In November 2020, 3GPP or the third generation partnership project, a global telecom standards body approved India’s Mobile Radio Interface Technology (RIT) called 5Gi put forth by the Telecommunications Standards Development Society, India.
“India’s standards body went ahead with the (local radio interface) study setting aside the apprehensions and shortcomings raised by the industry,” another person aware of the developments said, adding that the 5Gi was primarily meant to enhance rural coverage but no further research was conducted to make it compatible with 3GPP standards even in case urban networks adhere to global standards and protocols.
“This (5Gi) will be a game-changer for the telecom service providers,” NG Subramaniam, Chair, TSDSI and COO, Tata Consultancy Services said, adding that 5Gi standard is very much viable for the wider coverage and other technical enhancements provided by this standard over 3GPP technology, and can be implemented by software changes.
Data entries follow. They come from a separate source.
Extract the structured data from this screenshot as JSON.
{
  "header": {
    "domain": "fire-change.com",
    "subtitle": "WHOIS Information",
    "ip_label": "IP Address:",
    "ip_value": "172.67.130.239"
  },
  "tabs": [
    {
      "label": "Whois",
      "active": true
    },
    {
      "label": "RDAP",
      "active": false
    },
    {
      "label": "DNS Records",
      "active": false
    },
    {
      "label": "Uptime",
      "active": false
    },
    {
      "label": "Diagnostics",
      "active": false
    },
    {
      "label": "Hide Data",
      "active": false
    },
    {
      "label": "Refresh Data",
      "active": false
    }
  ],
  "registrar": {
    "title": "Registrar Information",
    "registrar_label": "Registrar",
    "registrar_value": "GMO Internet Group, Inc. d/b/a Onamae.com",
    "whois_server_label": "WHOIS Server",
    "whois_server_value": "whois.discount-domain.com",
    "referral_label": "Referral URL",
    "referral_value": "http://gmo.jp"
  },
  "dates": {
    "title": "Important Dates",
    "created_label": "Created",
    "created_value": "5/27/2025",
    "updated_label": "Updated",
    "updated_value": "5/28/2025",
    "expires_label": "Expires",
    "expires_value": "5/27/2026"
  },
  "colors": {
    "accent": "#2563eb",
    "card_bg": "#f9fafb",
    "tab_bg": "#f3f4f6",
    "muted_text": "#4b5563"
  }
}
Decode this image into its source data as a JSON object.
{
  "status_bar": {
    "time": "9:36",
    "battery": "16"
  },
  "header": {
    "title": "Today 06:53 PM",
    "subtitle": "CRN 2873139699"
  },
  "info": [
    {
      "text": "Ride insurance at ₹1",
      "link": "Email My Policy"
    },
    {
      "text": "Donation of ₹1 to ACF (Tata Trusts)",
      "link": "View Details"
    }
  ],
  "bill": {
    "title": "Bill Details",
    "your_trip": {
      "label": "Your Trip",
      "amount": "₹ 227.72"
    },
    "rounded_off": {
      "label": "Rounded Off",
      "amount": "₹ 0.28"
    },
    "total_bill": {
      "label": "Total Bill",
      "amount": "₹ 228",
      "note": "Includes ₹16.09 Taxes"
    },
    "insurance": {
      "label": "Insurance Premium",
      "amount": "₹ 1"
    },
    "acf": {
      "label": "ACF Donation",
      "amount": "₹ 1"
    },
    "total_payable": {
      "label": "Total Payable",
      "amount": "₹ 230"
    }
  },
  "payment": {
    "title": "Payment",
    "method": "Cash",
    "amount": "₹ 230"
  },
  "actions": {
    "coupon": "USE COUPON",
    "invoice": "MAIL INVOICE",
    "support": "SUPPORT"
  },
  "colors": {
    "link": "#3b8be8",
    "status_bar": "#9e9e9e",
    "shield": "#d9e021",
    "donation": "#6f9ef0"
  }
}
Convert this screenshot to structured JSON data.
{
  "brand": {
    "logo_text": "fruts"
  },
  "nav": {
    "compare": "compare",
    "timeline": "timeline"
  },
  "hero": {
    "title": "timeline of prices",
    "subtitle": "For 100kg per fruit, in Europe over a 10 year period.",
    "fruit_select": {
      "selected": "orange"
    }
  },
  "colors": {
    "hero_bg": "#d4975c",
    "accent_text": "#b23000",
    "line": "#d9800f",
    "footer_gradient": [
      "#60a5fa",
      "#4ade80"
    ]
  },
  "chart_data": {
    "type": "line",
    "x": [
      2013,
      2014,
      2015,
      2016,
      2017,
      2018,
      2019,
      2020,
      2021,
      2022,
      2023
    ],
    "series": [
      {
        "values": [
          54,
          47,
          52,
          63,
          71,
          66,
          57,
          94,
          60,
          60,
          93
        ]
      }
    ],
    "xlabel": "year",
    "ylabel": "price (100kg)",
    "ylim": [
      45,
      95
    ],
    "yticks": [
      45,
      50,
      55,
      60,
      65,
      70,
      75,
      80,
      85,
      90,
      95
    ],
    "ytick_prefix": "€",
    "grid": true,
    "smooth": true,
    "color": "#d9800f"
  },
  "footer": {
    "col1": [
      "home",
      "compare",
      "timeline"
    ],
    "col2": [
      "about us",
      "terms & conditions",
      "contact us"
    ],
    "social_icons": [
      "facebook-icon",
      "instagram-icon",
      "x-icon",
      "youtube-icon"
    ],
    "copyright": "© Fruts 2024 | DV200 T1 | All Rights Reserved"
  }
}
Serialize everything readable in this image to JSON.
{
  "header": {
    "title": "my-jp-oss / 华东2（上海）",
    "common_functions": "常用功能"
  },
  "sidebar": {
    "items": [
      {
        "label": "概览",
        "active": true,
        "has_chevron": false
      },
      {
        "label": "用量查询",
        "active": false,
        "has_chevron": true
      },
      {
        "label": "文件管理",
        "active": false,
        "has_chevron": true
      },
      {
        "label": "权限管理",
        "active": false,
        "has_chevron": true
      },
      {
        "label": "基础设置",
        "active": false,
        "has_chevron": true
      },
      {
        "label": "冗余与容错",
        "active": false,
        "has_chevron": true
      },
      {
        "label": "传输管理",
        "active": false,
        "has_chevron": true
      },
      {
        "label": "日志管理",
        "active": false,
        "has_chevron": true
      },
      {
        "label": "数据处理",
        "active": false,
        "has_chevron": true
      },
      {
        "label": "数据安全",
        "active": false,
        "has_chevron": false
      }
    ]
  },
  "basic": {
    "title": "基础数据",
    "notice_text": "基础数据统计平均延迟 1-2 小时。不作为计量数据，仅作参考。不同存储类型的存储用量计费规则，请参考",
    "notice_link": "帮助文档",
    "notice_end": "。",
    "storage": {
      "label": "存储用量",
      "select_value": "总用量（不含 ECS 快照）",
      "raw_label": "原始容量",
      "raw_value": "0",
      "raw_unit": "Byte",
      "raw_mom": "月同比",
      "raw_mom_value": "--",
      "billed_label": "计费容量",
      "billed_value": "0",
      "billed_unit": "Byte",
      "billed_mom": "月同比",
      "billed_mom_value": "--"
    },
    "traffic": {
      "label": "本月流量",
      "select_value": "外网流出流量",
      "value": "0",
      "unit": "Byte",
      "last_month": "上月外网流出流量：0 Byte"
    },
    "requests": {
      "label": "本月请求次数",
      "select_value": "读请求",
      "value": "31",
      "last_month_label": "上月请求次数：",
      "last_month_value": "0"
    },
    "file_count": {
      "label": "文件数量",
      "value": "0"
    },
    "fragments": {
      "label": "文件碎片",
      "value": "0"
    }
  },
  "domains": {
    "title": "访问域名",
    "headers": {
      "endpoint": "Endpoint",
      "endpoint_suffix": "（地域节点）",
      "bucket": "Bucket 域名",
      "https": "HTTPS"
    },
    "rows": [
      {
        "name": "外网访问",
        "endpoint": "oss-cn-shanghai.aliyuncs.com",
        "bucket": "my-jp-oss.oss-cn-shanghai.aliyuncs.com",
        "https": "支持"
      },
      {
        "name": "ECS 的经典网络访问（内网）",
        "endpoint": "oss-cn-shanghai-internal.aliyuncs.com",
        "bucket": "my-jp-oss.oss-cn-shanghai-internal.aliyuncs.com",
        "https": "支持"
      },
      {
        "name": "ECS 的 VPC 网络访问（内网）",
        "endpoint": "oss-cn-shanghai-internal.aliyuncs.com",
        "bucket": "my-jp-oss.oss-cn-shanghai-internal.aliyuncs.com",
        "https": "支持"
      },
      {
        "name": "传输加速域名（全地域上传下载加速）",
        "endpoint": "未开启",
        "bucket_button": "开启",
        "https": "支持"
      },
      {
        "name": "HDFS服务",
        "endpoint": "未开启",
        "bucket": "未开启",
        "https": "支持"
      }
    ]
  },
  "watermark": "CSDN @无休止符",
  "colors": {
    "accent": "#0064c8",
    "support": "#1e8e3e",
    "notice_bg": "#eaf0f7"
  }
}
The standards body boasts an indigenously-developed 5G candidate standard, saying it was ratified by the International Mobile Telecommunications (ITU) in 2020. But the industry says that it has no interoperability with 3GPP 5G, and telcos would be bound to bear high cost due to technology and infrastructure fragmentation, and would further drag the commercial rollouts.
Subramaniam, however, contested the industry claim and said that most of the changes in 5Gi are software based and would not require any change at the hardware level. “No cost increase is perceived as confirmed by some operators,” it added.
“5Gi can be deployed only in standalone mode and cannot work together with service providers’ existing 4G networks, and it does not have a clear roadmap to incorporate new and evolving features of 3GPP Release 16, Release 17, Release 18 and so forth,” another industry executive said.
But, India’s standards body said that it would work to keep the standard updated, and for which a roadmap will also be created.
While the telecom department (DoT) seeks to make locally-developed standard mandatory, the industry feels that if such a move becomes binding for network operators, then the entire mobile phone manufacturing initiative of the government and industry would go in vain.
“For 5Gi, there is a need to check for evolution of the current specification, incorporating new features from the 3GPP in a forward compatible manner,” Kochhar said, and added that the Indian standard may be listed as optional and the choice should be left with telcos to choose from 5Gi and 3GPP.
The industry group further said that it supports technologies that are compatible and interoperable with existing and evolving global standards.
“We believe that there are no specific challenges and also dialogue among relevant stakeholders is on,” Subramaniam added.
In February this year, the Global mobile Suppliers Association (GSA) president Joe Barrett, in a letter to the India’s Telecom Engineering Centre (TEC) sought the adoption of 3GPP’s recent specifications as national standards, and added that several of its members were “already in advanced planning stages” with Indian operators for network migration and rollouts.
“3GPP also has a well-defined roadmap for standards evolution with releases available every 15 months that are backward compatible,” the UK-based suppliers group in the letter said.
Earlier in January, Bharti Airtel and Vodafone Idea together with the US-based chipset maker Qualcomm, and Finnsih Nokia, Swedish Ericsson, Chinese Huawei and Korean Samsung and Japanese NEC, in a common letter to the department’s engineering wing said that the products based on 3GPP specifications have already been incorporated into the regulatory requirements for conformance testing with statutory and certification bodies worldwide.